Trans Otherness: My Rejection of Gendered Categories
Since the discovery of my transmaverine identity - a transgender identity that is not masculine, feminine, androgynous, or neutral but is defined by a strong inner conviction of gender that is ungoverned by external influence - I’ve had the time to truly explore the label in deeper and deeper ways the more I sat with it. It is maverine in nature, with a quality similar to that of maveriquehood - outherine, unambiguous, and autonomous. There is a distinct “otherness” to the identity, though some might describe it as abinary, aporine, or outherine if they could categorize it. However, my transmaverine identity does not feel outherine at all, or that it fits any kind of category.
This introspection started one day when I decided to archive a ton of information on outherinities and all their subset qualities, based on the three categories of outherine identities laid out in the original definition of the term. I found that my maverine identity didn’t really fit in with any of the categories - not in Category One which were the “entirely new and apart from” masculine, feminine, androgynous, and neutral, not in Category Two which can be compared to those four, and not in Category Three which is dedicated to “uncommon combinations.” It seemed my maverinity didn’t fit in anywhere, which made me think that maybe this term wasn’t for me after all because isn’t maverine considered an outherine identity? It seemed to fall right into Category One.
I was always obsessed with categorizing my genders in specific ways, sorting them into all these labeled boxes just so I could keep track of where they lie within the enormous galaxy of existing genders. To me, maverinity needed to fit into this system in order for it to feel like a tangible part of my identity - everything needed a name. For the maverine part of my identity, I viewed it as: Nonbinary, then abinary, then aporine, then outherine - broader terms into more specific terms. I needed to make sure my maverine identity was nested into a larger umbrella term which itself had an umbrella term of its own, and so on, just to solidify this part of me the same way I did with my aporagender identity. I knew my manhood was nonbinary, I knew my aporagender was neutral, so I needed to know where maverinity was supposed to be.
Over time, it was clear that I was creating stringencies for a gender quality that is meant to represent freedom from governance, that isn’t meant to be forced into all these different categories. Maverinity is beautiful in that it often defines itself by redefining existing concepts, which is something I’d forgotten along the way. It reframes what already exists as part of my identity - in this case, my trans malehood. My malehood is being reframed to fit a better model than “masculine”, “feminine”, and “neutral” - I’ve never felt like I fit any of these parameters no matter which direction my transgender experience was moving.
Part of the maverine experience is also disidentification (also known as the para-maverinities.) This means that even if something technically falls within a certain category, it doesn’t have to. It’s similar to my being a transgender man, but not transmasculine - I deny the technical category of transmasculine because it simply doesn’t fit me. Maverinity never has to fall under the outherine umbrella if the person using the label doesn’t view it in that way. Maverinity can and should be allowed to exist on its own in a way that doesn’t into all these different categories, because its autonomous nature is an important part of what defines it. Both disidentification and recontextualization are part of that autonomous experience.
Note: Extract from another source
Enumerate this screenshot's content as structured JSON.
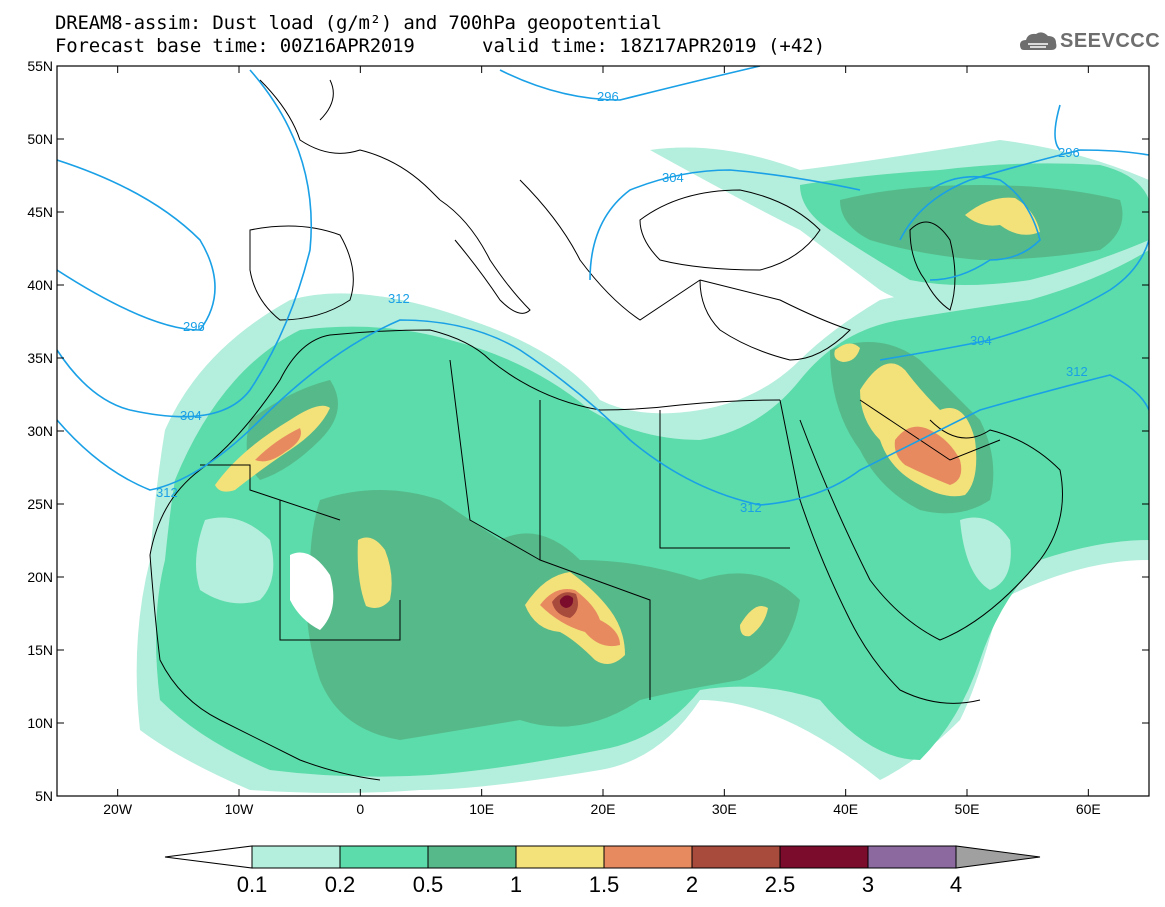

Now, what I had failed to realize from the start was that on this list of outherinities that I was archiving, at the very bottom of the original post, maverinity is included. But, it’s included as something separate because while it can be outherine, it doesn’t have to be. Maverinity can be its own identity and just because there seems to be a place it might fit, some who use the label might find it more helpful to keep it out of all those categories and let it stand alone.
Maverinity, to me, is “other” but not “outher.” The only other way that I might describe it is aporine, which is something that I also view as “other” - in this context, I mean “other than the binary.” Because of this, otherness doesn’t feel so much like a category, and so it makes more sense to describe my gender and my transness as such - something other than the binary, something other than convention, something other than all these restrictive options I’ve been given. My transgender identity, tied to maverinity, carries the same kind of otherness that doesn’t fit in anywhere besides aporinity (and that’s only based on my personal view of what aporinity is - not a category, but a descriptor.)
My transness doesn’t feel like it needs a category. I can do what I want with it - whatever surgeries or hormones I want, whatever names I want to give it - but in the end, I define it in my own way rather than how other people expect me to define it. “Can’t be categorized” feels more fitting to me than “falls into a ton of these brand-new abinary categories.” I’m a transgender man, but that’s the gender that I am in the scope of transness - the quality of my transness doesn’t fall anywhere near the binary because of how autonomy pulls it far away from existing categories. Overall, I’m still nonbinary and I’m still a transgender man - those just happen to involve a lot of complex, interlocking layers that influence one another in very specific, maverine-leaning ways.
“Otherness” is not a bad concept when it is viewed as a loose way to opt out of categories. Plenty of people might feel like their gender is other and are comfortable there because there are no expectations of performance or conformity. I feel comfortable here in the othersphere because it’s a space I’ve carved out for myself that is shaped to fit my exact transgender experience, and I think a lot of nonbinary folks might benefit from seeing their gender in much the same way.